Quando o senso comum aciona a idéia do grotesco, via de regra, faz uma associação com o que provoca o riso pela extravagância das formas, ou melhor, pela deformação premeditadamente ridícula ocasionada pelo exagero sensível na aparência. No caso das formas humanas o grotesco ganha relevos jocosos suscitando quase que de modo imediato a censura – ainda que muitas vezes velada – e a reprovação de ordem moral ou social. No entanto, se pensado enquanto gênero – ou subgênero dramático – sua filiação volta-se, segundo Patrice Pavis (2005, p. 188-9), para sua estreita relação com o tragicômico e, assim como este último, pode ser considerado um gênero misto, isto é, àquele onde as fronteiras entre dois modos de operacionalizar o drama – no caso do tragicômico a tragédia e a comédia – são borradas propositadamente para se atingir o efeito desejado. Tal efeito é atingido exatamente por uma espécie de equilíbrio vacilante que alterna caoticamente o risível e o infortúnio proporcionando um jogo onde os contrários não permitem a hegemonia de nenhum dos gêneros.
Esta breve digressão é necessária para refletirmos novamente sobre a cena de abertura da montagem em questão. A vociferação lancinante de Tainá, sua gesticulação indômita e espasmódica, sua movimentação aleatória e descompassada contrastam com a reflexão crítica de seu discurso, uma apologia pela luta feminina contra os ditames do corpo. Meu riso decorrente da movimentação grotesca da atuante é anulado pela situação trágica que a mesma contextualiza diante de nossos olhos; mas a seriedade da situação também se arrefece diante da quase epilética atuação. Considero este um dos momentos em que a montagem aproxima de modo primoroso, o sublime do grotesco.                                   
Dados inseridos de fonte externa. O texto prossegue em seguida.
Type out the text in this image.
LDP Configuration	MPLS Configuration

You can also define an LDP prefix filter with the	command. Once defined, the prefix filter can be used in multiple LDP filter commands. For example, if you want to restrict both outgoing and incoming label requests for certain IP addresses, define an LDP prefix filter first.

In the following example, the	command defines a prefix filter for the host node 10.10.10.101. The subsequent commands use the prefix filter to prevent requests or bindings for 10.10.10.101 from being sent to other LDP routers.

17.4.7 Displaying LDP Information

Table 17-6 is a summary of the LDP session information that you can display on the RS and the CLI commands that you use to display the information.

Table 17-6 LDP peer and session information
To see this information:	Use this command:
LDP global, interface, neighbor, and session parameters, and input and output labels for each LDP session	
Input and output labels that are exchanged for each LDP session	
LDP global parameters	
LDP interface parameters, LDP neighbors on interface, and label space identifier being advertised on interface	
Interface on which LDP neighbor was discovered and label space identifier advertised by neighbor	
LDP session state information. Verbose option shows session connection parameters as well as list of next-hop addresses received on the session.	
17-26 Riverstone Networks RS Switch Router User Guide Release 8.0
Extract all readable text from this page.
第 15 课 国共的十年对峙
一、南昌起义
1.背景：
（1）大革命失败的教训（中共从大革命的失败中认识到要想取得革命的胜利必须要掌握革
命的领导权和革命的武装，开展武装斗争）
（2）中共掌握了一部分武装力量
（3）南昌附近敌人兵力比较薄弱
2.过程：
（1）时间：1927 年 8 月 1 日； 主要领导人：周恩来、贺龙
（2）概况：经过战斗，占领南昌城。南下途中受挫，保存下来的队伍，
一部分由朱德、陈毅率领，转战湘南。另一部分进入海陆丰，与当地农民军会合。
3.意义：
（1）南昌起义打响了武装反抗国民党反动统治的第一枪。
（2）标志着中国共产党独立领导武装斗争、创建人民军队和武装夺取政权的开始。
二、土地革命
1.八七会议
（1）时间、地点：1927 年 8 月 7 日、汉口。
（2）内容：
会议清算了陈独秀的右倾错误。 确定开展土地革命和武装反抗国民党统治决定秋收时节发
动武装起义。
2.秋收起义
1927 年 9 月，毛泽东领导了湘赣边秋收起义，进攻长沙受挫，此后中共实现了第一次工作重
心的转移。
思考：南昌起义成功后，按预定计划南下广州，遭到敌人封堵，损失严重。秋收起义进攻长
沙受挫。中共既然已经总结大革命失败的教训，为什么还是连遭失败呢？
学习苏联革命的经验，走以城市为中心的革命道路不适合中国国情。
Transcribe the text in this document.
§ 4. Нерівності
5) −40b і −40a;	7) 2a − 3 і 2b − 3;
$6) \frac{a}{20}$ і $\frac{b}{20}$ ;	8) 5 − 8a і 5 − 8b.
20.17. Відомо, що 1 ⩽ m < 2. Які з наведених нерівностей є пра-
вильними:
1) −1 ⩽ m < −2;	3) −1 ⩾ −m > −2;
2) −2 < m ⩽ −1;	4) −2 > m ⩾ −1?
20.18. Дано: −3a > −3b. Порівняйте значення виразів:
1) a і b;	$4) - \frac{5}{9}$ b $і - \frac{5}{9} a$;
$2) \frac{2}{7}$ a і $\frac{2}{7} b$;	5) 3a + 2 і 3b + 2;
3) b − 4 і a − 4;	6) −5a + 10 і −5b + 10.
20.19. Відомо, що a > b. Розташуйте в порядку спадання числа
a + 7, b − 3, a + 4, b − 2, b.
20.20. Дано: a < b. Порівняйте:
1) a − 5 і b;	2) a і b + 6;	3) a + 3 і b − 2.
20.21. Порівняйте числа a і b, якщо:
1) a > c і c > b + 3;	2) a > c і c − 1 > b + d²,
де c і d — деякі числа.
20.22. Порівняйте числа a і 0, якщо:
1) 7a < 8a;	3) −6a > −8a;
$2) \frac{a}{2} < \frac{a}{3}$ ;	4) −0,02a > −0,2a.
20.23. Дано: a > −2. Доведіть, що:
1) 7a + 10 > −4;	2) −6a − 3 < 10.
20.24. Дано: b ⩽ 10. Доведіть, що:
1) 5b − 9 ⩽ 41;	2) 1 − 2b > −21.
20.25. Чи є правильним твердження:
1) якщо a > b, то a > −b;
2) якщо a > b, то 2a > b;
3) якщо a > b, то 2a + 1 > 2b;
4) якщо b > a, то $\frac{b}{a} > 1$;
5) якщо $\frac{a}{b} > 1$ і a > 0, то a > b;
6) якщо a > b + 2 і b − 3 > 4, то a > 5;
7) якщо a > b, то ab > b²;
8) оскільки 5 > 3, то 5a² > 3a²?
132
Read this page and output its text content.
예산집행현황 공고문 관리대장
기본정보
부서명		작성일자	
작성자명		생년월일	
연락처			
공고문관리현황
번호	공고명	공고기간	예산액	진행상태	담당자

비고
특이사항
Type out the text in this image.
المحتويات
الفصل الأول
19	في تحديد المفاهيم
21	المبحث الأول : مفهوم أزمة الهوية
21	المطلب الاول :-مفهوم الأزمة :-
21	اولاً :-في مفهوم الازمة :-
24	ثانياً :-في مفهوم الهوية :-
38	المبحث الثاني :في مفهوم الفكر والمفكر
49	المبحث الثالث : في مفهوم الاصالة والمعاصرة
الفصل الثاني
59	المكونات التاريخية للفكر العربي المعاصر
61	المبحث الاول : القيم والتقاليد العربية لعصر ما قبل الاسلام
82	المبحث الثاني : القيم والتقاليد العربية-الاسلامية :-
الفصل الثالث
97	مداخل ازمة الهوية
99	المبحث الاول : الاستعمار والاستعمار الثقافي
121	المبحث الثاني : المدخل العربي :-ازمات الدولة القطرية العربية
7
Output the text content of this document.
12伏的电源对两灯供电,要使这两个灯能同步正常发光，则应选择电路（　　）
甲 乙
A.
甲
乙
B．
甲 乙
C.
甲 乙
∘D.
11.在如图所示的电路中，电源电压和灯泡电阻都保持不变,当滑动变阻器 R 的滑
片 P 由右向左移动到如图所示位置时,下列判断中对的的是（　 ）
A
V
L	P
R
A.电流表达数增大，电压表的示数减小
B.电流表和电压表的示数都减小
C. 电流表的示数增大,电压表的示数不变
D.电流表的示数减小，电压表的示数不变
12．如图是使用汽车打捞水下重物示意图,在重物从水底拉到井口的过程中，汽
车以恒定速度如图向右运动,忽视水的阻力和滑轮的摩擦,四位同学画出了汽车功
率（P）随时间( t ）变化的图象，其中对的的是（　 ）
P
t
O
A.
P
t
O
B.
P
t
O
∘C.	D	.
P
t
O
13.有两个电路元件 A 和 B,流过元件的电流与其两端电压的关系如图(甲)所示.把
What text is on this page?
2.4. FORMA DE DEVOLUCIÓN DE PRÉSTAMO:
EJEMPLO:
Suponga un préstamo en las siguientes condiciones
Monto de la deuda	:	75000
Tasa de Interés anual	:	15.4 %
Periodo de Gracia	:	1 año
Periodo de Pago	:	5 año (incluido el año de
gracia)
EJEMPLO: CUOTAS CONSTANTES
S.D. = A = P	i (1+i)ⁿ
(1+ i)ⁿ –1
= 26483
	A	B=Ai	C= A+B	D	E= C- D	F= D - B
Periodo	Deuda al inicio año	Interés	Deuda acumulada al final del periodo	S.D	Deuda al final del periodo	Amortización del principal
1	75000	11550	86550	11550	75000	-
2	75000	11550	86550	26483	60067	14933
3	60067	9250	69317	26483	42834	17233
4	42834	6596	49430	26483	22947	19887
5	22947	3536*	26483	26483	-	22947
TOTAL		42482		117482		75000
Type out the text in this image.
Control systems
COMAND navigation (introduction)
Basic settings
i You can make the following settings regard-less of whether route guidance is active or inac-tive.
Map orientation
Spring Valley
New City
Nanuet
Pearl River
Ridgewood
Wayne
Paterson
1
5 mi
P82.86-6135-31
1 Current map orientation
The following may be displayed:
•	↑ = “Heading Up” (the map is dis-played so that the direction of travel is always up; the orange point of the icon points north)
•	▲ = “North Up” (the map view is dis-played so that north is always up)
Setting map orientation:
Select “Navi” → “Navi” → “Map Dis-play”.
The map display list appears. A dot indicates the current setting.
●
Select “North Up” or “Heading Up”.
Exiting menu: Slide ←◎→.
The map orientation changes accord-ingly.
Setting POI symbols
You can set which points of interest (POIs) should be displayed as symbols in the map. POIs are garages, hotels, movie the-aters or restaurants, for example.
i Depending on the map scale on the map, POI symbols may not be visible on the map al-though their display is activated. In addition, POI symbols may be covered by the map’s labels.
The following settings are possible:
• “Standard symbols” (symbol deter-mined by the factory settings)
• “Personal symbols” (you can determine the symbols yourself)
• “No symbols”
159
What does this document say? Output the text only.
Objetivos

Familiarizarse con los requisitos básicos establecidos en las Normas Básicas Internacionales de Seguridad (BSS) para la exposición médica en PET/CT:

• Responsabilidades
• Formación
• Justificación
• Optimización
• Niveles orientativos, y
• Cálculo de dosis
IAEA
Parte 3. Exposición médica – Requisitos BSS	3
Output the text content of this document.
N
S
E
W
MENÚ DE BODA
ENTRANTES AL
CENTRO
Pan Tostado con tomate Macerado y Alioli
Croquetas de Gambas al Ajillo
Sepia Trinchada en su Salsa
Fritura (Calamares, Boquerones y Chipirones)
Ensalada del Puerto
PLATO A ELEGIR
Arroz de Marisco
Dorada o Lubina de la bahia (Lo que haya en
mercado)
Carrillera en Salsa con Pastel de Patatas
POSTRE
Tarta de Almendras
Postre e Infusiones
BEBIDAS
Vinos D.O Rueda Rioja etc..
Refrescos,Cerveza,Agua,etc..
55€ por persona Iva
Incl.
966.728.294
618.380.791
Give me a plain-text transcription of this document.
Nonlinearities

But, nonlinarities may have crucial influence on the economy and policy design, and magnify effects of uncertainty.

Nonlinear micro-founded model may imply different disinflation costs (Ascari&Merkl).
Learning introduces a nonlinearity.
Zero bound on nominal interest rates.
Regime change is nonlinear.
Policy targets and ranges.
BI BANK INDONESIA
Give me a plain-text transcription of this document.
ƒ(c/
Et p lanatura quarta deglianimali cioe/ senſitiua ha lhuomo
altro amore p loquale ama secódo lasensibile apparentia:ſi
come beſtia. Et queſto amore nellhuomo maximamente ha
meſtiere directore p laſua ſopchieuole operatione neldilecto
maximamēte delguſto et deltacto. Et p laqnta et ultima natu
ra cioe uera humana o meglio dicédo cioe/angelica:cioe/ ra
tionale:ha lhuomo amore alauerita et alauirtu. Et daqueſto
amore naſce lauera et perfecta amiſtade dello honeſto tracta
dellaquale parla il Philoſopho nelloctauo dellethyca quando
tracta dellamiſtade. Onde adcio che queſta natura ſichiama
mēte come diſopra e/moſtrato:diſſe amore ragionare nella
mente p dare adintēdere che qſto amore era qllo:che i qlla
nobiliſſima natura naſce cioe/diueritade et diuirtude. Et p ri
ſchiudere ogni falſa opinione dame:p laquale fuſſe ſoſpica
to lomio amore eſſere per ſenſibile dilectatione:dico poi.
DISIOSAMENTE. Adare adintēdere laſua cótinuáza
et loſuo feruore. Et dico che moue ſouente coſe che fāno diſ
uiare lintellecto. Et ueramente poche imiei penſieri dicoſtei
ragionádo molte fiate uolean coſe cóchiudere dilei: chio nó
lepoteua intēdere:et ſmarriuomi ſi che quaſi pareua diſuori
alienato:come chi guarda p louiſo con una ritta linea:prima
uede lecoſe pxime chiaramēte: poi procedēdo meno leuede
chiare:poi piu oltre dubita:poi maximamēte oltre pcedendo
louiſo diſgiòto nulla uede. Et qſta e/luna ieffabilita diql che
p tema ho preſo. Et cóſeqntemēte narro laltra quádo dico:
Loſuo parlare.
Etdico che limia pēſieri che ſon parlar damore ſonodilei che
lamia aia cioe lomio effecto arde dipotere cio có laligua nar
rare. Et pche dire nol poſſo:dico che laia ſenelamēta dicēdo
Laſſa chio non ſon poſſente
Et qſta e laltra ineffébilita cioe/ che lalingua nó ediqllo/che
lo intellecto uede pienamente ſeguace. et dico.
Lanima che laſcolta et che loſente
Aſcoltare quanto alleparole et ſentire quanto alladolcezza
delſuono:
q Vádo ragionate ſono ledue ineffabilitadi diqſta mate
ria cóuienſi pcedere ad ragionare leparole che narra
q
Há drama no grotesco e para se alcançá-lo é necessário atenção a este jogo de contrários que produzem efeitos surpreendentes na recepção do fenômeno cênico. Penso que a montagem oferece aos atuantes oportunidade para o exercício deste jogo delicado e complexo onde a forma, ou a deformidade física dos personagens deve ser pensada com um dos elementos para o trabalho de composição dos mesmos. Mas ficar somente na forma é por em risco a riqueza complexa da dramaturgia proposta em cena. Refiro-me a todos os elementos grotescos da visualidade que a montagem arregimenta e apresenta de modo bastante eficaz, nas resoluções cênicas propostas: a textura porosa das deformidades físicas colocadas na composição dos figurinos, assim como o exagero dos membros – em particular dos órgãos genitais – e dos seus adereços cênicos; a maquiagem segue primorosamente em consonância com a proposição dos figurinos de tal modo que é difícil fazer a distinção entre os elementos (maquiagem e figurino) sem um olhar mais atento e criterioso. Atrevo-me a dizer que o elemento em desacordo na encenação repousa na sonoplastia, ou melhor, em algumas músicas que ambientam as cenas, e o exemplo maior dessa minha implicância é uma canção de Sidney Magal.
Todos estes elementos da encenação, por mais justos e acertados que estejam, dependem de um componente fundamental na linguagem do Teatro, isto é, o trabalho criativo do atuante. É sobre ele – o atuante – que se assenta a responsabilidade pelo jogo vital no “drama grotesco” descrito acima. E neste aspecto, o trabalho já começou, mas precisa ser bastante amadurecido a cada apresentação. Observo que o caminho natural que se estabeleceu na atuação da montagem assenta-se ainda no grotesco enquanto forma. Assim, observo o desempenho dos diversos papéis perseguindo uma forma de representação exagerada – em alguns momentos farsesca mesmo – com volume de voz elevadíssimo e gesticulação histriônica; os papéis cuja deformidade física é determinada pelo figurino seguem a mesma tendência. Em meio a esta forma estabelecida de representação a montagem perde em vigor, pois se estabelece uma linearidade de representação que não favorece o jogo do “drama grotesco”. Alcanço, na minha recepção, só o grotesco da forma faltando fundamentalmente o jogo de oposição dado pelo drama.  Em várias passagens do texto, percebo a potência da sátira, a mordacidade das críticas sociais, mas falta estofo dramático para os atuantes, o elemento que desencadeie a reviravolta da situação, isto é, a passagem da forma grotesca risível para a situação trágica do infortúnio.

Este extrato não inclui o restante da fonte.